Num Estado democrático de Direito, espera-se que a Constituição, as leis e os precedentes qualificados tenham algum valor.

Independentemente do resultado do julgamento, ausência de debate assusta. Há uma divisão entre bem e mal que intimida. Curvar-se ao maniqueísmo sectário, porém, não é uma opção. É necessário apostar numa solução dialogada, pois "todo silenciamento de discussão é uma presunção de infalibilidade"[11]. Se eu discordo, não posso ser trucidado por expor as minhas ideias. "Acredito na resistência do mesmo que acredito que […] não pode haver sombra a menos que também haja luz" [12].

Ao CNJ, fica a admoestação de Sófocles: "não carregues em ti só uma morada da verdade: o que tu dizes, nada mais que isso. Quem julga deter saber exclusivo, possuir língua e mente estranhas aos demais, nesse, se o abres, verás o vazio. […]. Do nauta que firma resolutamente o pé e não arreda um passo, o barco vira e a viagem termina com o casco ao vento"[13].

E chegue logo, Helena. O mundo já não tem mais cor sem você. "Vejo um berço e nele eu me debruçar com o pranto a me correr. E assim, chorando, acalentar a filha que eu quero ter"[14].


[1] No original: “There is always a well-known solution to every human problem—neat, plausible, and wrong.” (MENCKEN, Henry Louis. Prejudices – Second Series. London: Jonathan Cape, 1921, p. 158).

[2] MARQUEZ, Gabriel García. Crônica de uma Morte Anunciada. Barcelona: Penguim, 2020.

[3] SCHOPENHAUER, Arthur. A Arte de ter Razão. São Paulo: Martins Fontes, 2001, p. 75.

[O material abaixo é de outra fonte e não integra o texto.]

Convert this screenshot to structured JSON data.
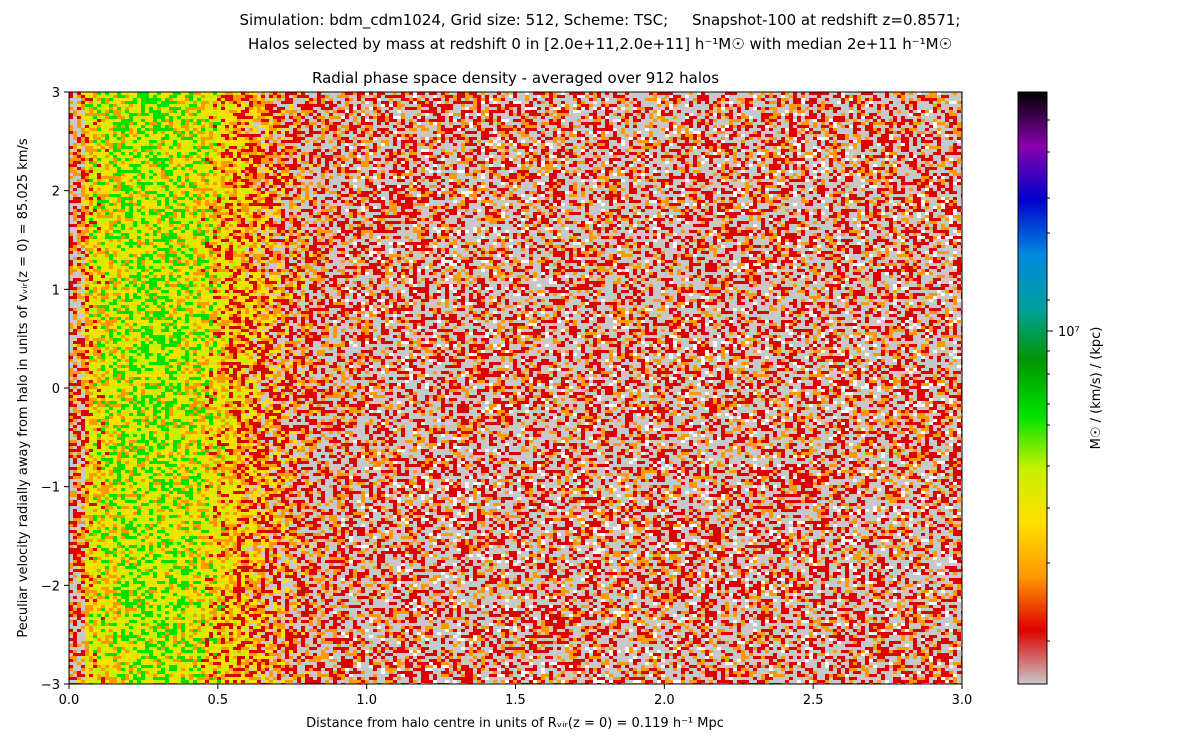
{
  "figure": {
    "suptitle_line1": "Simulation: bdm_cdm1024, Grid size: 512, Scheme: TSC;     Snapshot-100 at redshift z=0.8571;",
    "suptitle_line2": "Halos selected by mass at redshift 0 in [2.0e+11,2.0e+11] h⁻¹M☉ with median 2e+11 h⁻¹M☉"
  },
  "chart_data": {
    "type": "heatmap",
    "title": "Radial phase space density - averaged over 912 halos",
    "xlabel": "Distance from halo centre in units of  Rᵥᵢᵣ(z = 0) = 0.119 h⁻¹ Mpc",
    "ylabel": "Peculiar velocity radially away from halo in units of  vᵥᵢᵣ(z = 0) = 85.025 km/s",
    "xlim": [
      0.0,
      3.0
    ],
    "ylim": [
      -3,
      3
    ],
    "x_ticks": [
      0.0,
      0.5,
      1.0,
      1.5,
      2.0,
      2.5,
      3.0
    ],
    "x_tick_labels": [
      "0.0",
      "0.5",
      "1.0",
      "1.5",
      "2.0",
      "2.5",
      "3.0"
    ],
    "y_ticks": [
      -3,
      -2,
      -1,
      0,
      1,
      2,
      3
    ],
    "y_tick_labels": [
      "−3",
      "−2",
      "−1",
      "0",
      "1",
      "2",
      "3"
    ],
    "colorbar": {
      "label": "M☉ / (km/s) / (kpc)",
      "scale": "log",
      "major_tick_label": "10⁷",
      "colormap": [
        "#c8c8c8",
        "#dd0000",
        "#ff9900",
        "#ffe000",
        "#c8f000",
        "#00e000",
        "#009600",
        "#00a0a0",
        "#0088dd",
        "#0000cc",
        "#8800aa",
        "#000000"
      ]
    },
    "density_description": "peak density at small radii (~0.1-0.5 R_vir) across all velocities, decreasing outward"
  }
}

[4] BÉLGICA. Cour d’arbitrage. Arrêt 9/94, du 27 janvier 1994.

[5] EUA. U. S. Supreme Court. Califano v. Webster 430 U.S. 313 (1977).

[6] MCINTYRE, Lee. The Scientific Attitude: Defending Science from Denial, Fraud, and Pseudoscience. Cambridge: MIT Presse, 2009.

[7] NICKERSON, Raymond S. Confirmation bias: A ubiquitous phenomenon in many guises. Review of General Psychology, 1998, v. 2, n. 2, pp.  175–220.

[8] I think it is a self-evident proposition that two bodies cannot be in the same place.”(LOCKE, John. An Essay Concerning Human Understanding. Hazleton: The Pennsylvania State University, 1999, p. 587).

[9] Machado de Assis. Obras Completas. Rio de Janeiro: Edições W. M. Jackson,1938.

[10] VELOSO, Caetano. Dom de Iludir. Totalmente Demais, Polygram, 1986.

[11] MILL, John Stuart. Sobre a Liberdade. Campinas: Vide Editorial, 2018, p. 36

[12] ATWOOD, Margareth. O Conto da Aia. 1 ed. Rio de Janeiro: Rocco, 2021, p. 132.

[13] SÓFOCLES. Antígona. Porto Alegre: L&PM, 2016, p. 51.

[14] TOQUINHO. O filho que eu quero ter. A luz do Solo. Polydor, 1985.